Newman understood the Bible as the Word of God that is revealed to men through the writings of other men inspired by the Holy Spirit, and accepted by the Church as part of an inspired canon. As the Word of God, it demands the faith of the reader and his obedience.

St. Paul speaks of the need for faith and of the obedience of faith. Christ speaks of keeping the commandments in order that one might enter into life; and St. James writes that “a man is justified by works and not by faith only.” Newman explains how faith and obedience or works are not opposed to one another:

“To believe is to look beyond this world to God, and to obey is to look beyond this world to God; to believe is of the heart, and to obey is of the heart; to believe is not a solitary act, but a consistent habit of trust; and to obey is not a solitary act, but a consistent habit of doing our duty in all things. I do not say that faith and obedience do not stand for separate ideas in our minds, but they stand for nothing more; they are not divided one from the other in fact. They are but one thing viewed differently.”

 God is the author of the Scriptures and the inspired writers are secondary authors. There is a unity between what they write and thus they do not contradict themselves. Frequently biblical scholars wishing to identify the background of the authors and the communities for which they wrote, emphasize the differences or even point to supposed conflicts among authors. Newman notes that it would be absurd to set in opposition the teaching of St. Paul with that of Jesus Christ himself in the Gospel.
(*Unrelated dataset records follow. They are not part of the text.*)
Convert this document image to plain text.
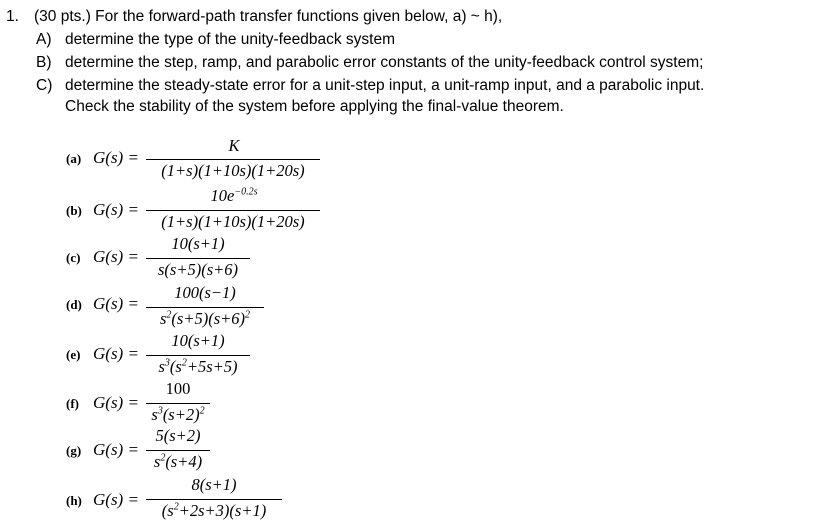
1. (30 pts.) For the forward-path transfer functions given below, a) ~ h),
A) determine the type of the unity-feedback system
B) determine the step, ramp, and parabolic error constants of the unity-feedback control system;
C) determine the steady-state error for a unit-step input, a unit-ramp input, and a parabolic input.
Check the stability of the system before applying the final-value theorem.
(a) G(s) =
K
(1+s)(1+10s)(1+20s)
(b) G(s) =
$10e^{-0.2s}$
(1+s)(1+10s)(1+20s)
(c) G(s) =
10(s+1)
s(s+5)(s+6)
(d) G(s) =
100(s−1)
$s^2(s+5)(s+6)^2$
(e) G(s) =
10(s+1)
$s^3(s^2+5s+5)$
(f) G(s) =
100
$s^3(s+2)^2$
(g) G(s) =
5(s+2)
$s^2(s+4)$
(h) G(s) =
8(s+1)
$(s^2+2s+3)(s+1)$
 “Doubtless those Epistles are inspired by the Holy Spirit: but He was sent from Christ to glorify and illuminate the words of Christ. The two heavenly witnesses cannot speak diversely; faith will listen to them both. Surely our duty is, neither to resist the One nor the Other; but humbly to consider whether there is not some one substantial doctrine which they teach in common (…)”

 Another significant point in Newman’s teaching is that of considering the Bible as a whole. All of the books of the Old Testament and of the New Testament form a unified text. There is a continuity between the Old and the New Testaments, where the Old prepared the New and is fulfilled in the New with the revelation of Jesus Christ. During the 19th and first half of the 20th centuries it was common for biblical scholars to separate the Old and New Testaments. For Newman this did not make sense. His explanation of religious truths often draws from Old Testament passages or shows the connection between the Gospels and Epistles with Old Testament texts. This is the case in his explanation on faith and obedience where he cites the well-known passage of the prophet Habakkuk on two occasions in this sermon: “the just shall live by his faith” (Hab 2:4).

 In the sermon Faith and Obedience, St. John Henry Newman thus identifies one of the central themes in the Bible – faith and obedience: man’s response to God’s revelation and God’s call to the obedience of faith. Through successive covenants, concluding with that of his very Son, God reveals his love for man and asks man for his obedience. Newman also helps us resolve difficulties in our understanding of the Bible by accepting it as the Word of God, rather than of one or another author, but as a unified whole. With these admonitions in mind, read the Bible and let the plain meaning speak to you through faith; do not be overly concerned with things that might seem as contradictions. Listen to St. John Henry Newman and accept what you read as God’s very words.